If you believe the buzz, a ketogenic diet can curb appetite, help you with weight loss and cure nearly any health problem that ails you.

Does this sound too good to be true?

It probably is.

First, some history...

  • The health benefits of fasting have been known since 500 BC. Specifically, fasting came to be recognized as a good way to help treat epilepsy (a neurological disorder in which brain activity becomes abnormal, causing seizures or periods of unusual behavior/sensations, and sometimes loss of awareness.)
  • But fasting is not easy - our bodies (and brain) are wired to ensure we eat enough. This led to the search for a way to mimic the effects of fasting, but without fasting.
  • A diet that was very low in carbohydrates and very high in fat was found to have a similar effect as fasting. This diet was called the Ketogenic Diet.
  • The ketogenic diet has been around since the 1920's and was used to treat children with epilepsy.
  • Today, we have a number of new populations of people whose brains might benefit from a ketogenic diet, such as people with neurodegenerative disorders (including multiple sclerosis, Parkinson’s, and Alzheimer’s).

It seems what was old has become new once more - the 'keto' diet.

Is a ketogenic diet an extreme diet?


A ketogenic diet relies primarily on fat for its calorie requirements, a small portion from protein and minimal carbs.  

Let's look at the specifics.  If you are following a ketogenic diet, do you know what proportion of your daily calorie needs can be met from carbohydrate sources?


That's right, a maximum of 5%.  So, for a 2000 calorie diet, you cannot have more than 100 calories from carbohydrates - that's the equivalent of 1 apple a day.

The rest of the calories (95%) have to come mostly from fat (e.g. butter, cheese, avocado, nuts, oils) and to a small extent protein (e.g. eggs, meat).    

The ketogenic diet is, in fact, one of the most restrictive diets out there.

Why would a healthy person want to try this?

To trick the body into using fat as fuel, also called Ketosis.

What is Ketosis?

In very simple terms:

  • Ketosis is essentially an effect of fasting.
  • When the conditions are right (for instance, during starvation or fasting, or when our carb intake is very low), our body releases fatty acids from our stored body fat and after a few chemical reactions 'Ketones' are released by the liver into the blood. Ketones are a group of organic compounds.
  • Almost any cell in the body that needs energy can grab it from these ketones.
  • So instead of using carbs for energy, you use fat.

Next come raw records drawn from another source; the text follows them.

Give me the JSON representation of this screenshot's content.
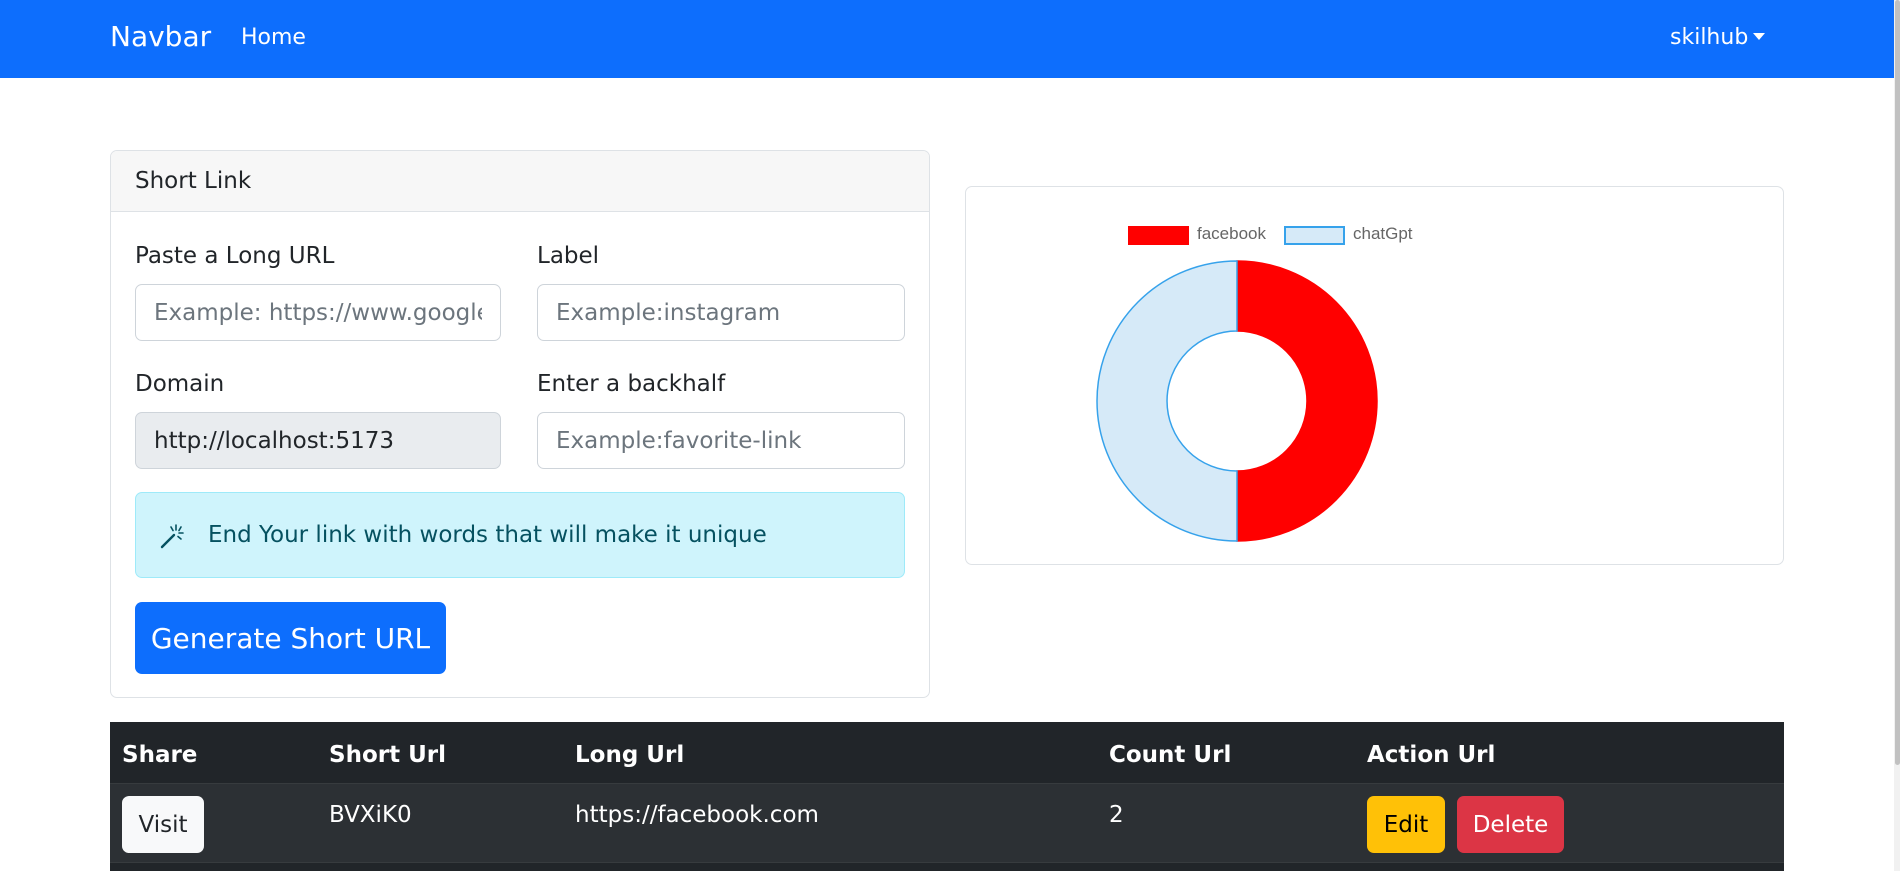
{
  "navbar": {
    "brand": "Navbar",
    "home": "Home",
    "user": "skilhub",
    "color": "#0d6efd"
  },
  "form": {
    "title": "Short Link",
    "long_url": {
      "label": "Paste a Long URL",
      "placeholder": "Example: https://www.google.com"
    },
    "label_field": {
      "label": "Label",
      "placeholder": "Example:instagram"
    },
    "domain": {
      "label": "Domain",
      "value": "http://localhost:5173"
    },
    "backhalf": {
      "label": "Enter a backhalf",
      "placeholder": "Example:favorite-link"
    },
    "tip": {
      "icon": "magic-wand-icon",
      "text": "End Your link with words that will make it unique"
    },
    "submit_label": "Generate Short URL"
  },
  "chart_data": {
    "type": "doughnut",
    "categories": [
      "facebook",
      "chatGpt"
    ],
    "values": [
      50,
      50
    ],
    "colors": [
      "#ff0000",
      "#d6eaf8"
    ],
    "border_colors": [
      "#ff0000",
      "#36a2eb"
    ],
    "legend": "top"
  },
  "table": {
    "headers": [
      "Share",
      "Short Url",
      "Long Url",
      "Count Url",
      "Action Url"
    ],
    "rows": [
      {
        "share": "Visit",
        "short": "BVXiK0",
        "long": "https://facebook.com",
        "count": "2",
        "edit": "Edit",
        "delete": "Delete"
      }
    ]
  }
}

And when does ketosis help?

In addition to the medical conditions noted above (like epilepsy), there are very specific situations like Type 2 Diabetes, multiple sclerosis, Parkinson’s, and Alzheimer’s where a ketogenic diet can be useful. But, it is critical that:

  1. it is done under close medical supervision as part of a treatment program; and
  2. it should probably include other tools such as medication or other well-established health procedures.

What about weight loss? There's no real advantage.

Being in ketosis doesn’t seem to have any special advantage for losing body fat.

You may find it easy to eat less when all you can eat is protein and fat. But after a while, you will grow tired of this. Not only that, you may be developing some serious nutrient deficiencies.

For women in particular, lowering carbohydrate intake seems to have negative effects.

Women’s bodies go on high alert faster when they sense less energy and fewer nutrients coming in. Many women have found that very low-carb diets don’t work for them and also disrupt their menstrual cycles.

Want more evidence?

If you need more proof, here is the conclusion from a recent paper published in the Indian Journal of Medical Research on Ketogenic diets:

"The biggest problem with extreme diets like keto diets is their sustainability. In our experience, people are initially thrilled with the weight loss and the excellent diabetes control they get, after using keto diets. Slowly, however, they get bored with the diet. Furthermore, many feel weak and frustrated and start increasing the carbohydrate intake, and soon they are back to their original weight and diabetes control. Recent studies also suggest that ketogenic diets may, in fact, induce hepatic insulin resistance. There are also reports of micronutrient deficiency and cardiovascular safety. Hence, many more studies need to be done before these diets are widely recommended."

If you'd like evidence from the USA, where the diet is most popular, here is a quote from Kevin Hall, Ph.D. a senior investigator at the National Institutes of Health, USA who has studied the ketogenic diet:

“The idea is that low-carb, ketogenic diets cause your body to burn way more calories, resulting in a lot of weight loss, even if you eat more than you were eating before. But our studies, as well as many others, demonstrate nothing of the sort.”

What does this mean for you?

In summary, a Ketogenic Diet is (a) extreme (b) proven to be no better than many other diets and (c) could potentially cause harm. So.....

  • Don’t use ketosis to try to cure "stuff".
  • Don’t use ketosis just to randomly “get healthy”.
  • “Medical supervision” does not mean Google.

Enjoy reading about ketosis if you like. If you’re curious, try it for a short time. But you can be perfectly fit, lean, and healthy without it.